Laissez-faire Lordship

You may have heard of the laissez-faire style of leadership. In this style, the leader is more "hands off". Provide tools and resources, but let the group make decisions. Maybe some guidance, some goals, some suggestions, but authority is delegated. This style most highly values independence and the will of the group over the will of the leader.

And, apparently, God is a laissez-faire Lord.

That's what I'm told. Despite the highly popular "God loves you and has a wonderful plan for your life" message, apparently the truth is "God does not have specific plans for your life. His only plan is to let you do what you want and He hopes what you want is to trust Him." I suppose this is intended to free God up from any blame. And to hold us accountable for our choices. After all, if God has specific plans for people's lives, then that just makes Him 1) a puppet master and 2) culpable for our sin.

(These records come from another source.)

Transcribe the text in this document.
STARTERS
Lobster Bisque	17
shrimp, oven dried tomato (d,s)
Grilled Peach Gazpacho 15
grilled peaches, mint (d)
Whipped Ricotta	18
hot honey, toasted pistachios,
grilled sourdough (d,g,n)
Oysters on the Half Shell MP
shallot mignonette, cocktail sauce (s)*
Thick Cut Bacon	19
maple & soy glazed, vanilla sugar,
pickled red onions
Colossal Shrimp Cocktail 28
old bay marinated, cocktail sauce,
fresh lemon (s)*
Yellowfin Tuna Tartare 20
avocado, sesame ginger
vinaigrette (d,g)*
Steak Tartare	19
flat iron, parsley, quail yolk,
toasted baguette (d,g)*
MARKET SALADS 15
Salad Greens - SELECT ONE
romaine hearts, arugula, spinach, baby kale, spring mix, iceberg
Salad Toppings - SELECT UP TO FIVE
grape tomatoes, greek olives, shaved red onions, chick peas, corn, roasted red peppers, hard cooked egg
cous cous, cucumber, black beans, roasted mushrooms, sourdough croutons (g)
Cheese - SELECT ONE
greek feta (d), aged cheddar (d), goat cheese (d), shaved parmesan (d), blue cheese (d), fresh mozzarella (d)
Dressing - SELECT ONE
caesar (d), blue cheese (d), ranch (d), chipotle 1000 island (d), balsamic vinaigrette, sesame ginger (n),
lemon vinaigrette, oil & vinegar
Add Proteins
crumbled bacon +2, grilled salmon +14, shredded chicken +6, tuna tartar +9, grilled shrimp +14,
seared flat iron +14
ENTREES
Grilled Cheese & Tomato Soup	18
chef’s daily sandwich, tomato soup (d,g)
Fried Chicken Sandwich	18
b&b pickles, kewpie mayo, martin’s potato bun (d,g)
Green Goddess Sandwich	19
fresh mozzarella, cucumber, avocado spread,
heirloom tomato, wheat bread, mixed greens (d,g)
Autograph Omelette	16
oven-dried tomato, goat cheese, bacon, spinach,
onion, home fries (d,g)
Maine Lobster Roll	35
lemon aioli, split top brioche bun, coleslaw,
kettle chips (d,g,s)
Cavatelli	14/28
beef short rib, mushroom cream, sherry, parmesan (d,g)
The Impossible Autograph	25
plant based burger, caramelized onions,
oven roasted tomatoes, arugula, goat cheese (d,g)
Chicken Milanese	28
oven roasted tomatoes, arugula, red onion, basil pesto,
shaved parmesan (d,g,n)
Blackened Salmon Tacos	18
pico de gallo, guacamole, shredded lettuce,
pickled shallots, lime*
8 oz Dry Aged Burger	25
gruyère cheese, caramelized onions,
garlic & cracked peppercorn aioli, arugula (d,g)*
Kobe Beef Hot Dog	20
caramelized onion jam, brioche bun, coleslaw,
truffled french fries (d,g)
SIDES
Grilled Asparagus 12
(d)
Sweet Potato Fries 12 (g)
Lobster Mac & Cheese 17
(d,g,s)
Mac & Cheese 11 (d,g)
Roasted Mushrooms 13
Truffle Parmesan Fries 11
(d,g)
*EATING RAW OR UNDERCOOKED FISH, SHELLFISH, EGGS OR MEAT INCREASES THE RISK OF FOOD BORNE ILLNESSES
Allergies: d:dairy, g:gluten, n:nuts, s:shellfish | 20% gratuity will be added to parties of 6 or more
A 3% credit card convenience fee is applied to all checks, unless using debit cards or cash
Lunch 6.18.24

So, when Jesus was asked whose sin caused the man to be born blind and answered, "It was not that this man sinned, or his parents, but that the works of God might be displayed in him" (John 9:3), we cannot conclude that God made this guy blind for the works of God to be displayed in him, but that it just happened and God figured He could work with it. (That's what the teacher of our adult Sunday school class told me.) When God told Jeremiah, "Before I formed you in the womb I knew you, and before you were born I consecrated you; I appointed you a prophet to the nations" (Jer 1:5), He did not mean that He had an individual plan for Jeremiah's life. He just knew that Jeremiah would choose to follow Him and be His prophet. When David says "Your eyes saw my unformed substance; in Your book were written, every one of them, the days that were formed for me, when as yet there was none of them" (Psa 139:16), he is engaging in poetic language. God did not actually form the days for him; He simply knew what they would be. When Solomon wrote, "The heart of man plans his way, but the LORD establishes his steps" (Prov 16:9), he could not mean that the LORD establishes his steps. It means something ... different.

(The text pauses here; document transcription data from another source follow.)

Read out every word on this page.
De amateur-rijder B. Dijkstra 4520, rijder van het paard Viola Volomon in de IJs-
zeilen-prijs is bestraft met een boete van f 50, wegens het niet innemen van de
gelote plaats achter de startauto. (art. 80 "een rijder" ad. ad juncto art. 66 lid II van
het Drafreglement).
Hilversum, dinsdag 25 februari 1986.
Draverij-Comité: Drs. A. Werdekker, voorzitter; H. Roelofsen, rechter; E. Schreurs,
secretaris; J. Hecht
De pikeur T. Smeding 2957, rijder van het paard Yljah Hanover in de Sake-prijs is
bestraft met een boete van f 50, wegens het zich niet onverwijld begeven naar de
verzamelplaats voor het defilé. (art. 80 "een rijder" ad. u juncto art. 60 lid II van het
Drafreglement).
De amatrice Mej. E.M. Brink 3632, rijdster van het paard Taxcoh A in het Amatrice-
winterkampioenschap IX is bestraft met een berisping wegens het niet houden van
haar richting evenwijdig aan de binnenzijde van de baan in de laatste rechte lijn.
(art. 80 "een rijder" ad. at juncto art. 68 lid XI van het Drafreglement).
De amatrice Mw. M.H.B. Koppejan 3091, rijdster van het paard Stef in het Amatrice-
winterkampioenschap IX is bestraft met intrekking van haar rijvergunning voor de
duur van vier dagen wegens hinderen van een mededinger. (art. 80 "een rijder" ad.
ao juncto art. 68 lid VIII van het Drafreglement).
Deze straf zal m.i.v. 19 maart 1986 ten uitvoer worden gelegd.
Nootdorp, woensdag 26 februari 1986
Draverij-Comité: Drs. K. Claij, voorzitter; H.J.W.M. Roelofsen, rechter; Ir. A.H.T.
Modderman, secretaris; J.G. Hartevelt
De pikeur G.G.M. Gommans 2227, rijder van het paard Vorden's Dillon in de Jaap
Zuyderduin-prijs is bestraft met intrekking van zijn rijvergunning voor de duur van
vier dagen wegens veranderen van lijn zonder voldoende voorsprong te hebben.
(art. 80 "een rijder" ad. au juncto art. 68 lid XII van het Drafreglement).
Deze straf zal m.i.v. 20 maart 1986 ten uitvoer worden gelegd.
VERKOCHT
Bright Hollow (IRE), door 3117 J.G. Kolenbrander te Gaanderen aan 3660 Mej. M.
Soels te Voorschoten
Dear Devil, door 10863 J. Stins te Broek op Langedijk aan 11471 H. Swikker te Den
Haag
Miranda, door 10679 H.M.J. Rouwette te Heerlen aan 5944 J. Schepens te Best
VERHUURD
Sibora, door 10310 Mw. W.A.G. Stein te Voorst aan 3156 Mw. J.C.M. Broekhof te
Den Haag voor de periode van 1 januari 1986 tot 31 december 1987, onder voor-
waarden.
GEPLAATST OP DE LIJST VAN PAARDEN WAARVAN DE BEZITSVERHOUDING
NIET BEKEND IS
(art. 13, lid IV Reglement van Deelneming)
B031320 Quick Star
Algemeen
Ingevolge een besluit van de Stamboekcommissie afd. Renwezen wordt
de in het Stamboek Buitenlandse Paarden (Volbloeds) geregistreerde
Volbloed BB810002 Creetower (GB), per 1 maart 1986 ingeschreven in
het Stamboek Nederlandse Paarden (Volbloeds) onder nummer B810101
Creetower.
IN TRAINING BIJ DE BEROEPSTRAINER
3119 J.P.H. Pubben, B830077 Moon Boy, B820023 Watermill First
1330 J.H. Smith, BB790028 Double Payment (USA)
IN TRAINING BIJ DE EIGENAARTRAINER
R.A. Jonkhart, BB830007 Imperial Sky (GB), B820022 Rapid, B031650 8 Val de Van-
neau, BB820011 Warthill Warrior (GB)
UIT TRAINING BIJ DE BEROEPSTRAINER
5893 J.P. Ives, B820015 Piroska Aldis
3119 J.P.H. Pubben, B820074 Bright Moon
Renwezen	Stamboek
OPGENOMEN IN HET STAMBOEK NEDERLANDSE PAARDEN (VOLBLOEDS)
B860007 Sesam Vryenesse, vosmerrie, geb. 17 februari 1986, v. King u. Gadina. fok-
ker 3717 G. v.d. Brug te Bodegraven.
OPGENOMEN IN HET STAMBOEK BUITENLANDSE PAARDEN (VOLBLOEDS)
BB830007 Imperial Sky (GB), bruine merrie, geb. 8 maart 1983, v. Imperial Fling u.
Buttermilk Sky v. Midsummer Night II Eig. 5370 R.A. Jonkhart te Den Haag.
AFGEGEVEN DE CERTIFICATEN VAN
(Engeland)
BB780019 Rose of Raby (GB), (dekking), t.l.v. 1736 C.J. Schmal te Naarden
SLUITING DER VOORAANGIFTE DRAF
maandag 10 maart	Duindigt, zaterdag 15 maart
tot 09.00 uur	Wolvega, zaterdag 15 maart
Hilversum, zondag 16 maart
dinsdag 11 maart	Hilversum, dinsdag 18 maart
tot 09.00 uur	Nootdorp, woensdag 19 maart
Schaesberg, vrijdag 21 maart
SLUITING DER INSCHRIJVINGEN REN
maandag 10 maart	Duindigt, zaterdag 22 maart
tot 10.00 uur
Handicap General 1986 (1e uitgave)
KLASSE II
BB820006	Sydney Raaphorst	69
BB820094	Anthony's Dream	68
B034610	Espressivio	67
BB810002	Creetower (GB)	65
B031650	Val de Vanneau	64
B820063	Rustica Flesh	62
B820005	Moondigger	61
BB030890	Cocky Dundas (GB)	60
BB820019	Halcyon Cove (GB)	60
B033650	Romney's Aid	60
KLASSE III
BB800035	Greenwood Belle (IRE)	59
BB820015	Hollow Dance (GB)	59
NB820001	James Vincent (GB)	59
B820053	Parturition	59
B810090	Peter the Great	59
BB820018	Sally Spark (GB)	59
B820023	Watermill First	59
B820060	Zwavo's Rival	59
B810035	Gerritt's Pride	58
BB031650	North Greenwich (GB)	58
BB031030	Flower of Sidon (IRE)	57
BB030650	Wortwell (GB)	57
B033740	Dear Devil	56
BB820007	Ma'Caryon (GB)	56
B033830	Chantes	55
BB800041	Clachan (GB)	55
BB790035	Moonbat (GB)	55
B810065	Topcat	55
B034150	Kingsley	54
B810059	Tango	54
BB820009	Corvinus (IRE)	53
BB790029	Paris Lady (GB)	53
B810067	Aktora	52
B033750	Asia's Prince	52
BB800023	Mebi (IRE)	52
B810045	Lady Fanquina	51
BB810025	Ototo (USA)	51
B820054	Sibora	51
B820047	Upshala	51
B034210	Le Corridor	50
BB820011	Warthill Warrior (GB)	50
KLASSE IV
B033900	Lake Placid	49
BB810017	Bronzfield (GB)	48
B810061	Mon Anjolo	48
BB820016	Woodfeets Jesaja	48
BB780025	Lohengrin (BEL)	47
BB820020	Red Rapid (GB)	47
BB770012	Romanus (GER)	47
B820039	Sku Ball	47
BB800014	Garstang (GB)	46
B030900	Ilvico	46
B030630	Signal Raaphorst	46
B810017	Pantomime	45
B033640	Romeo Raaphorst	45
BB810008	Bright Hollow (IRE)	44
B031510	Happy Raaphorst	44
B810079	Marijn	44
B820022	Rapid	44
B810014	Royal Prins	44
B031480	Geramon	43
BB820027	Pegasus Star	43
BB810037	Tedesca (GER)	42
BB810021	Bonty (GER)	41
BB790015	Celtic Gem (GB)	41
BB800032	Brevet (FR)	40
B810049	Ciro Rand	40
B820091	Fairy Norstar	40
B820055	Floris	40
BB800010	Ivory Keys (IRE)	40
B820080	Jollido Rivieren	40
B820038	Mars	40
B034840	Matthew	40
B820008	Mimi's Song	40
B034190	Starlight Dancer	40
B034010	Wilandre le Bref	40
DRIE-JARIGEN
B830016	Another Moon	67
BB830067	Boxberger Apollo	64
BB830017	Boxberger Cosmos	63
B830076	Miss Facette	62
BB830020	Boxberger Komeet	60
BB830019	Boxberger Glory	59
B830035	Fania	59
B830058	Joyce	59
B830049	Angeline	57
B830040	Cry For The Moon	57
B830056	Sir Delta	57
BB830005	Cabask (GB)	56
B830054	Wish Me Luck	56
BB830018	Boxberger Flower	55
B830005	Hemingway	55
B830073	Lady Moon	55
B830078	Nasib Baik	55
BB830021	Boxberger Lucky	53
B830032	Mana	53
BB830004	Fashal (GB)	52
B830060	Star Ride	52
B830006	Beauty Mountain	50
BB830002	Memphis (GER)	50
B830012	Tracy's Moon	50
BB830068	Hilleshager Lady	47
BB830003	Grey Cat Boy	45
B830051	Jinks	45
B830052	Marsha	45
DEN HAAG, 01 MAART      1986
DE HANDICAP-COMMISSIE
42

I have to be honest. I don't know how to correlate Scriptures like these with a "hands off" God. Nor can I see God as Sovereign. This version seems much closer to deism than theism. And while laissez-faire leadership might work in applications among humans -- equals -- I cannot see how it could be remotely possible (or biblical) if applied to God. There is no such thing as laissez-faire lordship. Either He is the "only Sovereign, the King of kings and Lord of lords" (1 Tim 6:15) or He is not.

1 comment:

David said...

I don't know why they feel the need to absolve God of our guilt. It's both/and. God is absolutely Sovereign in all things, and we are culpable for our actions. Scripture clearly teaches both concepts without a doubt. But for some reason, people can't accept that God is control of everything, and we are responsible for our actions. They're both in the Bible, so they must both be true. And how anyone can say, "God let's us do as we please without interference" and,"God has a plan for the bad things that happen in your life" (which are typically because of our actions), is beyond me.